Now Max is learning to wield a melon-baller, carve an orange into a basket-shaped dessert garnish and make flowers out of frosting at the Kids Culinary Camp of Vermont, one of dozens of summer camps that offer alternatives to traditional fare.
"I came for two reasons: I like to cook a lot, and my mom made me," says Oreck, dressed in a chef's hat and smock during a break from preparing grilled bacon and cheese sandwiches in the camp's commercial kitchen.
From high-wire walking to plankton propagation to posture lessons, summer camps are offering an increasingly diverse range of activities compared to the traditional canoe trips, swim lessons and marshmallow-roasting.
The popularity of alternatives is helping fuel growth among the estimated 12,000 summer camps in the United States.
Despite the stagnant economy, revenues at day camps grew by 23 percent between 2008 and last year and by 7 percent at sleep-away camps, according to the American Camp Association, which says the 2,400 organized camps it accredits have combined annual revenues of $2.8 billion.
"We see more specialty camps cropping up every year because there seems to be more of a demand for it," Peg Smith, chief executive of the American Camp Association, said in an email.
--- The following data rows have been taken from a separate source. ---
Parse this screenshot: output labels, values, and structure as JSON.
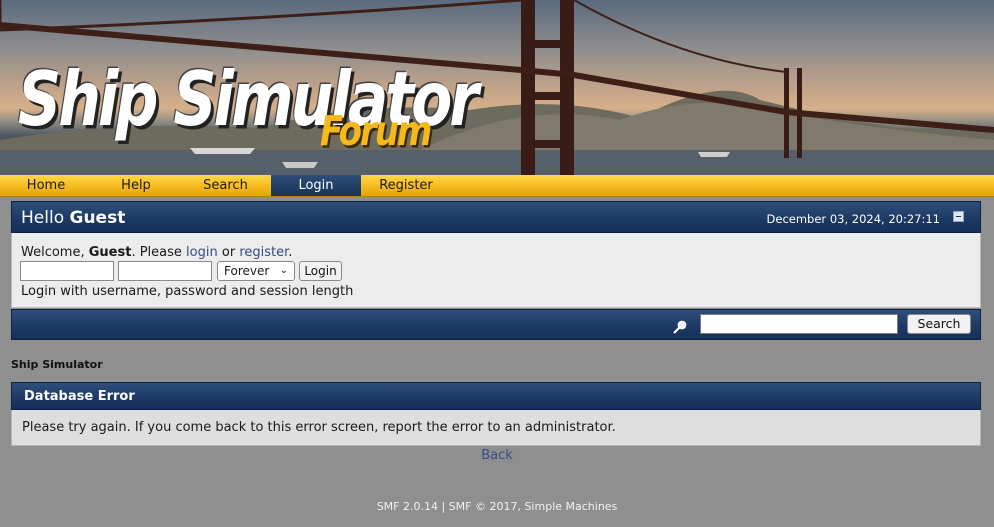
{
  "banner": {
    "title": "Ship Simulator",
    "subtitle": "Forum"
  },
  "menu": {
    "items": [
      {
        "label": "Home"
      },
      {
        "label": "Help"
      },
      {
        "label": "Search"
      },
      {
        "label": "Login"
      },
      {
        "label": "Register"
      }
    ],
    "active": "Login"
  },
  "user_section": {
    "hello_prefix": "Hello",
    "hello_name": "Guest",
    "date": "December 03, 2024, 20:27:11",
    "collapse_icon": "minus-box-icon"
  },
  "login": {
    "welcome_prefix": "Welcome,",
    "welcome_name": "Guest",
    "welcome_mid": ". Please",
    "login_link": "login",
    "or": "or",
    "register_link": "register",
    "end": ".",
    "username_value": "",
    "password_value": "",
    "session_length": "Forever",
    "submit_label": "Login",
    "hint": "Login with username, password and session length"
  },
  "search": {
    "icon": "search-magnifier-icon",
    "value": "",
    "button_label": "Search"
  },
  "breadcrumb": "Ship Simulator",
  "error": {
    "title": "Database Error",
    "message": "Please try again. If you come back to this error screen, report the error to an administrator.",
    "back_link": "Back"
  },
  "footer": "SMF 2.0.14 | SMF © 2017, Simple Machines",
  "colors": {
    "accent_blue": "#1c3a64",
    "menu_yellow": "#f4b71b",
    "background": "#8f8f8f"
  }
}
That includes demand for activities like pie-throwing lessons, which is how 10-year-old Elsie Harrison, an aspiring clown, concluded her recent stay at a day camp run by Vermont-based Circus Smirkus. Other activities included trapeze, juggling and spinning plates.
Her mother, Laurie Harrison, of Great Barrington, Massachusetts, said the five-hour drive each way for the one-day camp was worth it, despite having to "jump through hoops" to gain admission. Registration for the camp closed within hours after opening last November.